MT Reaches Human Quality? Maybe, If You Squint Really Hard

21Mar

MT Reaches Human Quality? Maybe, If You Squint Really Hard

Microsoft decided to up its public relations game around machine translation. A recent blog post trumpeted that the company’s neural machine translation (NMT) system has reached parity with human translators for Chinese-English news text.

Predictably, mainstream tech news turned the news into a general claim about MT now being as good as human translation. It’s hard to blame Microsoft for wanting to make strides in an MT PR war dominated by its competitors – and the research paper with the actual findings is a good deal more careful than the news media in how it states the findings. But are we really at the point where machines are just as good as humans in translating global content, at least from Chinese to English?

There is good reason to be skeptical, and attendees at the AMTA conference in Boston learned why. Google’s Macduff Hughes discussed problems in MT quality assessment in his keynote addressing why MT needs to move beyond sentences. Although he focused on his company’s software, his comments apply equally to Microsoft’s blog post. His criticism falls into three general categories:

MT quality assessment focuses on sentences in isolation. Evaluators may see the Spanish “Fue a la tienda” translated into English as “He went to the store.” They will evaluate this as a good translation, but it could be wrong in context – “fue” could mean that “he,” “she,” or “it” went to the store. Even the best MT systems make such mistakes, a fact that is hidden in sentence-by-sentence versus in-context evaluations.
Dubious human translations are not a good standard. When linguists are paid by the word for reference translations, they know that their translations will not be rejected. Thus, they have a strong incentive to produce high-volume, low-grade translation. CSA Research’s examinations of so-called “gold standard” reference translations used in previous years’ WMT test sets – for example, Microsoft used the 2017 version – has revealed that such problems are pervasive. Thus, instead of saying that NMT output rivals that of humans, we could conclude conversely that that NMT performs like bad human translators.
MT lives and dies by statistics. Engines cannot handle issues such as supplying appropriate verb tenses when coming from languages – for example, Chinese – that lack grammatical tense. Although the translations they generate may be adequate in a sentence-by-sentence mode, a full translation will highlight things that they get wrong. For example, Google Translate– based on statistical data – equates doctors and engineers with men and depicts nurses and teachers as women, even if the context makes it clear that the opposite is true in a specific case.

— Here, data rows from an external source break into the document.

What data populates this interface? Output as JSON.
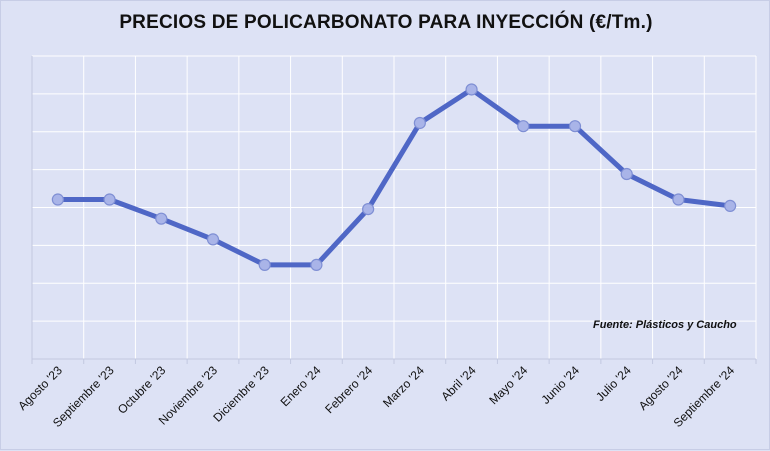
{
  "chart_data": {
    "type": "line",
    "title": "PRECIOS DE POLICARBONATO PARA INYECCIÓN (€/Tm.)",
    "xlabel": "",
    "ylabel": "",
    "categories": [
      "Agosto '23",
      "Septiembre '23",
      "Octubre '23",
      "Noviembre '23",
      "Diciembre '23",
      "Enero '24",
      "Febrero '24",
      "Marzo '24",
      "Abril '24",
      "Mayo '24",
      "Junio '24",
      "Julio '24",
      "Agosto '24",
      "Septiembre '24"
    ],
    "series": [
      {
        "values": [
          3.5,
          3.5,
          2.9,
          2.25,
          1.45,
          1.45,
          3.2,
          5.9,
          6.95,
          5.8,
          5.8,
          4.3,
          3.5,
          3.3
        ]
      }
    ],
    "ylim": [
      -1.5,
      8
    ],
    "grid": true,
    "y_tick_labels_shown": false,
    "line_color": "#4f67c6",
    "marker_color": "#a9b4e8"
  },
  "source_note": "Fuente: Plásticos y Caucho"
}
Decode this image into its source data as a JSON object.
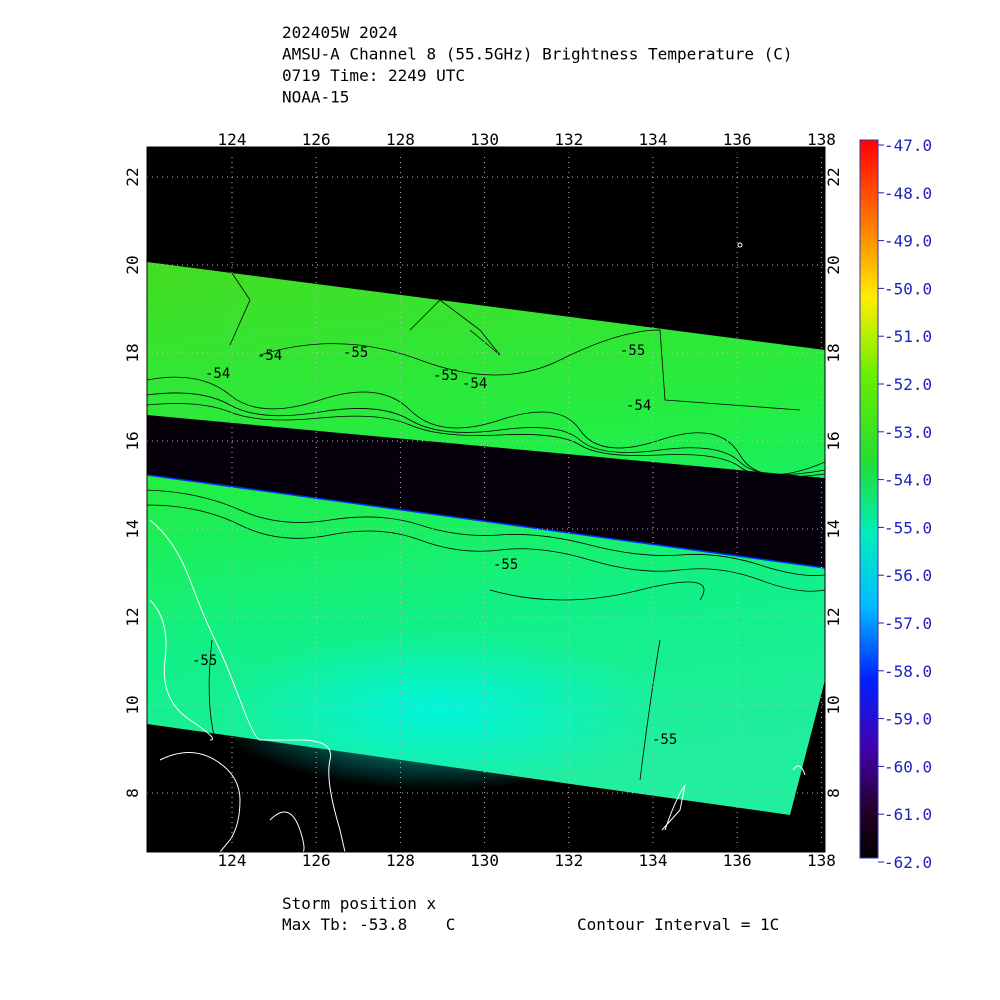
{
  "header": {
    "lines": [
      "202405W 2024",
      "AMSU-A Channel 8 (55.5GHz) Brightness Temperature (C)",
      "0719 Time: 2249 UTC",
      "NOAA-15"
    ]
  },
  "map": {
    "lon_ticks": [
      "124",
      "126",
      "128",
      "130",
      "132",
      "134",
      "136",
      "138"
    ],
    "lat_ticks": [
      "8",
      "10",
      "12",
      "14",
      "16",
      "18",
      "20",
      "22"
    ],
    "contour_labels": [
      "-54",
      "-54",
      "-55",
      "-55",
      "-54",
      "-55",
      "-54",
      "-55",
      "-55",
      "-55"
    ]
  },
  "colorbar": {
    "labels": [
      "-47.0",
      "-48.0",
      "-49.0",
      "-50.0",
      "-51.0",
      "-52.0",
      "-53.0",
      "-54.0",
      "-55.0",
      "-56.0",
      "-57.0",
      "-58.0",
      "-59.0",
      "-60.0",
      "-61.0",
      "-62.0"
    ]
  },
  "footer": {
    "storm": "Storm position x",
    "max_tb": "Max Tb: -53.8    C",
    "contour": "Contour Interval = 1C"
  }
}
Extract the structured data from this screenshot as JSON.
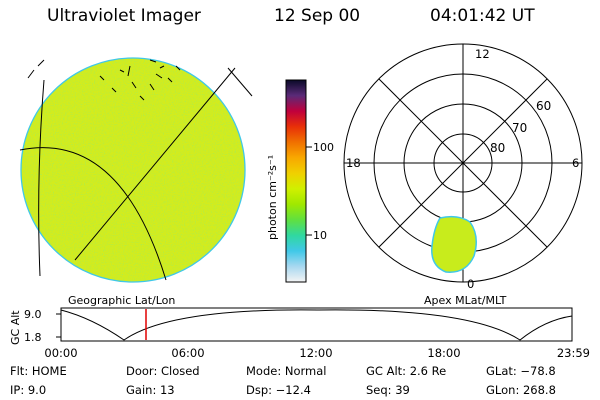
{
  "header": {
    "instrument": "Ultraviolet Imager",
    "date": "12 Sep 00",
    "time": "04:01:42 UT"
  },
  "colorbar": {
    "unit_label": "photon cm⁻²s⁻¹",
    "tick_labels": [
      "100",
      "10"
    ],
    "stops": [
      "#0a0a28",
      "#5a2a78",
      "#c0003c",
      "#e83008",
      "#f07000",
      "#f8a800",
      "#f0d000",
      "#d0f000",
      "#a0e800",
      "#60e040",
      "#30d8a0",
      "#40c8e8",
      "#a8d8f0",
      "#f4f4f4"
    ]
  },
  "left_panel": {
    "label": "Geographic Lat/Lon",
    "disk_color": "#d4ec1c",
    "limb_color": "#40c8e8"
  },
  "polar_panel": {
    "label": "Apex MLat/MLT",
    "mlt_labels": {
      "top": "12",
      "left": "18",
      "right": "6",
      "bottom": "0"
    },
    "lat_labels": [
      "60",
      "70",
      "80"
    ],
    "blob_color": "#c8ec1c",
    "blob_edge": "#40c8e8"
  },
  "altitude_plot": {
    "ylabel": "GC Alt",
    "ytick_labels": [
      "9.0",
      "1.8"
    ],
    "xtick_labels": [
      "00:00",
      "06:00",
      "12:00",
      "18:00",
      "23:59"
    ],
    "marker_color": "#e00000"
  },
  "info": {
    "flt": "Flt: HOME",
    "door": "Door: Closed",
    "mode": "Mode: Normal",
    "gc_alt": "GC Alt: 2.6 Re",
    "glat": "GLat: −78.8",
    "ip": "IP:  9.0",
    "gain": "Gain: 13",
    "dsp": "Dsp:  −12.4",
    "seq": "Seq: 39",
    "glon": "GLon: 268.8"
  }
}
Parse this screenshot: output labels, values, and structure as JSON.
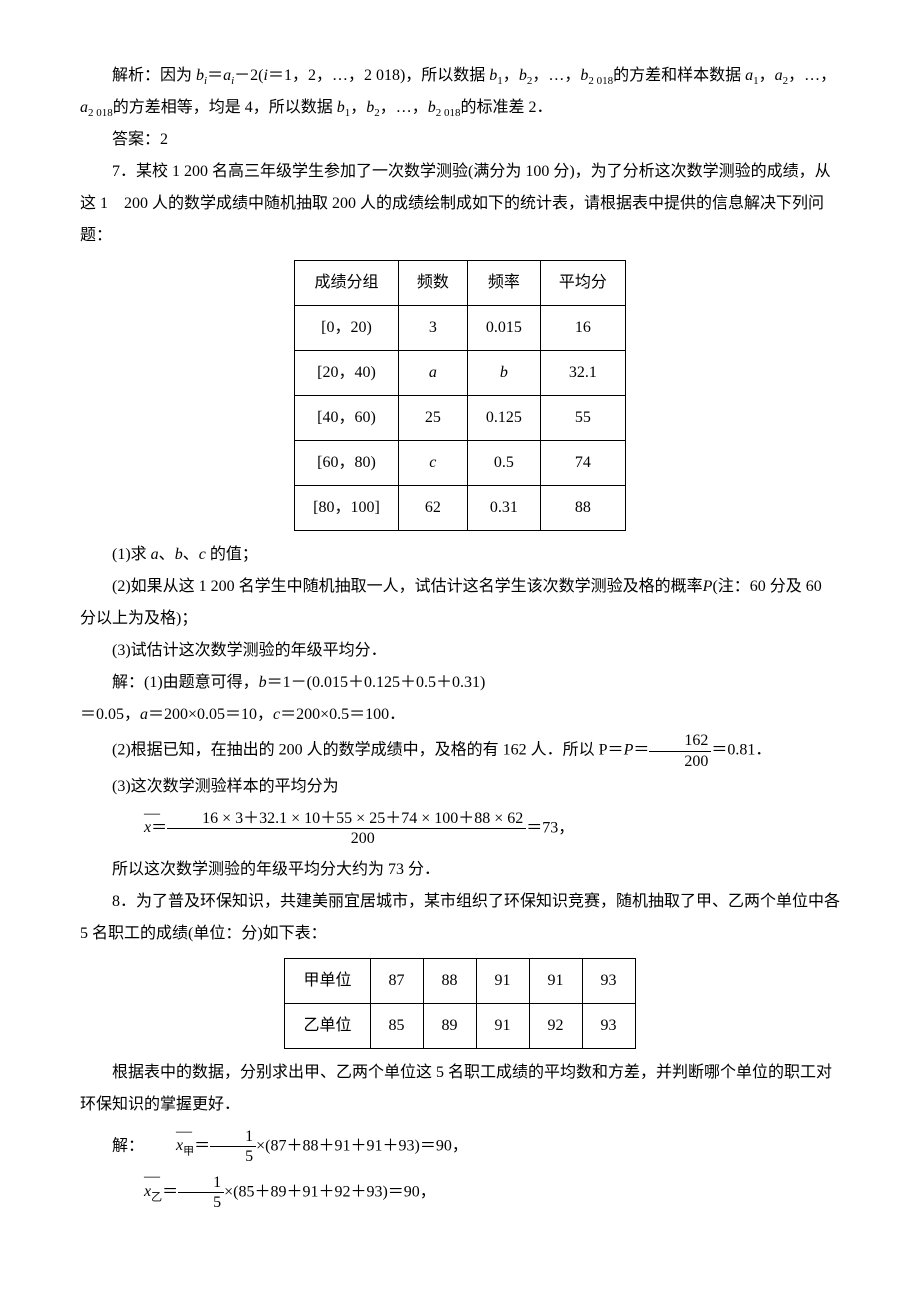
{
  "para1": "解析：因为 bᵢ＝aᵢ－2(i＝1，2，…，2 018)，所以数据 b₁，b₂，…，b₂ ₀₁₈的方差和样本数据 a₁，a₂，…，a₂ ₀₁₈的方差相等，均是 4，所以数据 b₁，b₂，…，b₂ ₀₁₈的标准差 2．",
  "ans1": "答案：2",
  "q7": "7．某校 1 200 名高三年级学生参加了一次数学测验(满分为 100 分)，为了分析这次数学测验的成绩，从这 1　200 人的数学成绩中随机抽取 200 人的成绩绘制成如下的统计表，请根据表中提供的信息解决下列问题：",
  "table1": {
    "headers": [
      "成绩分组",
      "频数",
      "频率",
      "平均分"
    ],
    "rows": [
      [
        "[0，20)",
        "3",
        "0.015",
        "16"
      ],
      [
        "[20，40)",
        "a",
        "b",
        "32.1"
      ],
      [
        "[40，60)",
        "25",
        "0.125",
        "55"
      ],
      [
        "[60，80)",
        "c",
        "0.5",
        "74"
      ],
      [
        "[80，100]",
        "62",
        "0.31",
        "88"
      ]
    ],
    "italic_cells": [
      [
        1,
        1
      ],
      [
        1,
        2
      ],
      [
        3,
        1
      ]
    ]
  },
  "q7_1": "(1)求 a、b、c 的值；",
  "q7_2": "(2)如果从这 1 200 名学生中随机抽取一人，试估计这名学生该次数学测验及格的概率P(注：60 分及 60 分以上为及格)；",
  "q7_3": "(3)试估计这次数学测验的年级平均分．",
  "sol7_1a": "解：(1)由题意可得，b＝1－(0.015＋0.125＋0.5＋0.31)",
  "sol7_1b": "＝0.05，a＝200×0.05＝10，c＝200×0.5＝100．",
  "sol7_2_prefix": "(2)根据已知，在抽出的 200 人的数学成绩中，及格的有 162 人．所以 P＝",
  "sol7_2_frac": {
    "num": "162",
    "den": "200"
  },
  "sol7_2_suffix": "＝0.81．",
  "sol7_3a": "(3)这次数学测验样本的平均分为",
  "sol7_3_frac": {
    "num": "16 × 3＋32.1 × 10＋55 × 25＋74 × 100＋88 × 62",
    "den": "200"
  },
  "sol7_3_suffix": "＝73，",
  "sol7_3c": "所以这次数学测验的年级平均分大约为 73 分．",
  "q8": "8．为了普及环保知识，共建美丽宜居城市，某市组织了环保知识竞赛，随机抽取了甲、乙两个单位中各 5 名职工的成绩(单位：分)如下表：",
  "table2": {
    "rows": [
      [
        "甲单位",
        "87",
        "88",
        "91",
        "91",
        "93"
      ],
      [
        "乙单位",
        "85",
        "89",
        "91",
        "92",
        "93"
      ]
    ]
  },
  "q8_task": "根据表中的数据，分别求出甲、乙两个单位这 5 名职工成绩的平均数和方差，并判断哪个单位的职工对环保知识的掌握更好．",
  "sol8_prefix": "解：",
  "sol8_line1_sub": "甲",
  "sol8_line1_frac": {
    "num": "1",
    "den": "5"
  },
  "sol8_line1_rest": "×(87＋88＋91＋91＋93)＝90，",
  "sol8_line2_sub": "乙",
  "sol8_line2_frac": {
    "num": "1",
    "den": "5"
  },
  "sol8_line2_rest": "×(85＋89＋91＋92＋93)＝90，"
}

Taken together, these criticisms should temper any overly optimistic interpretation of the results of sentence-level MT evaluations carried out in an artificial online environment. Sadly, such claims may also distract from the very real progress Microsoft has made when they lead skeptics to throw the baby out with the bath water and believers to make unrealistic claims.

The accurate claim would be that MT is now “at parity” with poor-quality human translation when evaluated under a set of highly artificial conditions. But an article titled “New Study Shows That MT Isn’t Terrible” would not generate the attention Microsoft wanted, although the few people who chose to read it would learn that the gap between human and machine translation still exists and that flesh-and-blood linguists won’t lose their jobs any time soon.

Human translators and MT engines have complementary skill sets: Hughes’ keynote showed that machines perform well on tedious and repetitive tasks because they never get bored. On the other hand, humans perform better on challenging and interesting tasks where the machines’ linguistic algorithms break down. Combining the two to leverage both their strengths – the hybrid approach we call augmented translation – will always provide results superior to either humans or machines acting alone.

As MT – along with automated content enrichment, lights-out project management, and improved terminology management and translation memory – moves forward, the balance will shift: Volumes will grow inexorably, humans will perform the high-value tasks, and machines will execute the repetitive things they can handle well. CSA Research predicts that demand for human translation will continue growing.

As we expressed it a few years ago, the only translators who need to worry about machine translation are those who translate like machines. Nothing since then has changed the equation. The machines may be getting better, but – hyperbolic PR claims notwithstanding – they are not about to replace good translators.